2012年02月12日

再会

 今日、35年ぶりに教え子達と再会しました。45歳の彼ら、彼女らは、バスの運転士、設計師、鉄筋会社の社長、大手音響機器メーカー社員、清掃会社責任者、事務職員とそれぞれの道を歩んでいました。
今日の再会の理由は、当時、小学校5年生だったI君の命日の墓参でした。I君は、母親思いでした。足の悪い母親の手伝いをして家事を助け、自分は、朝5時に起床して冬でも火の無い部屋で勉強をしていました。どんなに真面目な子供でも所詮は5年生、失敗やいたずらはします。35年前のその日、帰りがけに私はI君を叱りました。うつむいて私の指導を素直に受け入れる彼の姿が今も目に浮かびます。そして、その時以来二度と彼への指導は出来なくなりました。彼は、私から最後の指導を受けた3時間後に交通事故で逝ったのです。病院に駆け付けた私の耳には、順ちゃん起きるのよ、とくりかえす母親の声と酸素をしてください、と叫ぶ父親の姿がありました。

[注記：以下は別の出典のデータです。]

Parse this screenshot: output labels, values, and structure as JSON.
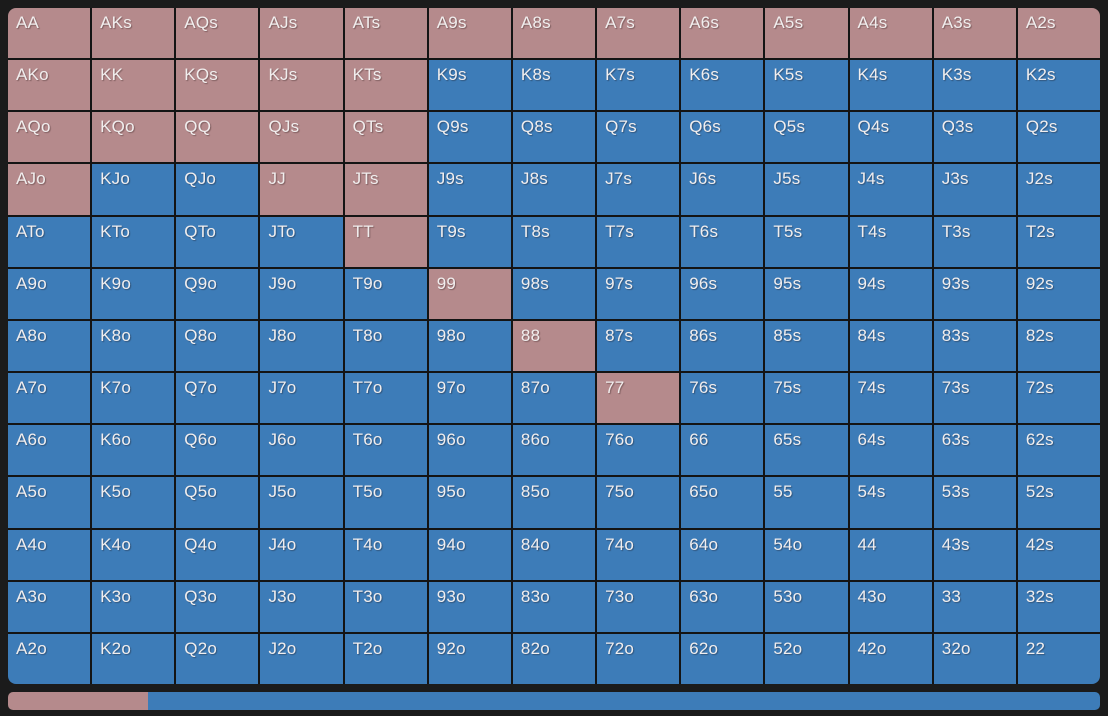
{
  "colors": {
    "background": "#1b1b1b",
    "grid_line": "#141414",
    "raise": "#b58a8c",
    "fold": "#3d7cb8",
    "cell_text": "#f1eeee"
  },
  "grid": {
    "rows": [
      [
        "AA",
        "AKs",
        "AQs",
        "AJs",
        "ATs",
        "A9s",
        "A8s",
        "A7s",
        "A6s",
        "A5s",
        "A4s",
        "A3s",
        "A2s"
      ],
      [
        "AKo",
        "KK",
        "KQs",
        "KJs",
        "KTs",
        "K9s",
        "K8s",
        "K7s",
        "K6s",
        "K5s",
        "K4s",
        "K3s",
        "K2s"
      ],
      [
        "AQo",
        "KQo",
        "QQ",
        "QJs",
        "QTs",
        "Q9s",
        "Q8s",
        "Q7s",
        "Q6s",
        "Q5s",
        "Q4s",
        "Q3s",
        "Q2s"
      ],
      [
        "AJo",
        "KJo",
        "QJo",
        "JJ",
        "JTs",
        "J9s",
        "J8s",
        "J7s",
        "J6s",
        "J5s",
        "J4s",
        "J3s",
        "J2s"
      ],
      [
        "ATo",
        "KTo",
        "QTo",
        "JTo",
        "TT",
        "T9s",
        "T8s",
        "T7s",
        "T6s",
        "T5s",
        "T4s",
        "T3s",
        "T2s"
      ],
      [
        "A9o",
        "K9o",
        "Q9o",
        "J9o",
        "T9o",
        "99",
        "98s",
        "97s",
        "96s",
        "95s",
        "94s",
        "93s",
        "92s"
      ],
      [
        "A8o",
        "K8o",
        "Q8o",
        "J8o",
        "T8o",
        "98o",
        "88",
        "87s",
        "86s",
        "85s",
        "84s",
        "83s",
        "82s"
      ],
      [
        "A7o",
        "K7o",
        "Q7o",
        "J7o",
        "T7o",
        "97o",
        "87o",
        "77",
        "76s",
        "75s",
        "74s",
        "73s",
        "72s"
      ],
      [
        "A6o",
        "K6o",
        "Q6o",
        "J6o",
        "T6o",
        "96o",
        "86o",
        "76o",
        "66",
        "65s",
        "64s",
        "63s",
        "62s"
      ],
      [
        "A5o",
        "K5o",
        "Q5o",
        "J5o",
        "T5o",
        "95o",
        "85o",
        "75o",
        "65o",
        "55",
        "54s",
        "53s",
        "52s"
      ],
      [
        "A4o",
        "K4o",
        "Q4o",
        "J4o",
        "T4o",
        "94o",
        "84o",
        "74o",
        "64o",
        "54o",
        "44",
        "43s",
        "42s"
      ],
      [
        "A3o",
        "K3o",
        "Q3o",
        "J3o",
        "T3o",
        "93o",
        "83o",
        "73o",
        "63o",
        "53o",
        "43o",
        "33",
        "32s"
      ],
      [
        "A2o",
        "K2o",
        "Q2o",
        "J2o",
        "T2o",
        "92o",
        "82o",
        "72o",
        "62o",
        "52o",
        "42o",
        "32o",
        "22"
      ]
    ],
    "selected": [
      "AA",
      "AKs",
      "AQs",
      "AJs",
      "ATs",
      "A9s",
      "A8s",
      "A7s",
      "A6s",
      "A5s",
      "A4s",
      "A3s",
      "A2s",
      "AKo",
      "KK",
      "KQs",
      "KJs",
      "KTs",
      "AQo",
      "KQo",
      "QQ",
      "QJs",
      "QTs",
      "AJo",
      "JJ",
      "JTs",
      "TT",
      "99",
      "88",
      "77"
    ]
  },
  "range_bar": {
    "segments": [
      {
        "state": "raise",
        "fraction": 0.128
      },
      {
        "state": "fold",
        "fraction": 0.872
      }
    ]
  }
}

ドアの陰ではそっと涙を拭く若い警察官の姿も。翌日の教室は、子供達の号泣が続く中、私はなすすべがありませんでした。一年後の6年の日光修学旅行での昼食の時、I君の写真をポケットから出し机の上に置く友達の姿がありました。かれは、旅行中、胸の内ポケットにI君の写真を入れていたのです。そんな優しい彼も今は45歳のバスの運転手、乗り合わせた同級生が乗客への応対の優しさに感激していました。小学校5年生から35年後の彼らの生き様に私は大満足です。決して文科省や教育委員会からは評価される様な教師ではありませんでしたが、人を思い、人を愛する心の教育は、気合いを入れてしたつもりです。本日、35年前に逝った級友を思い教え子達が集ったのが非才な教師の唯一の教師成果です。今後、老いた私が老後の人生の矛盾に悩む姿、病床で葛藤する姿、そして、最期の姿、全てを彼等に公開して、人生を学んでもらいたいと思います。これが非才な教師の生涯教育です。
 ボランティアスクール横浜みどりの学校ひまわりは、そんな教育を伝える小さな学校です。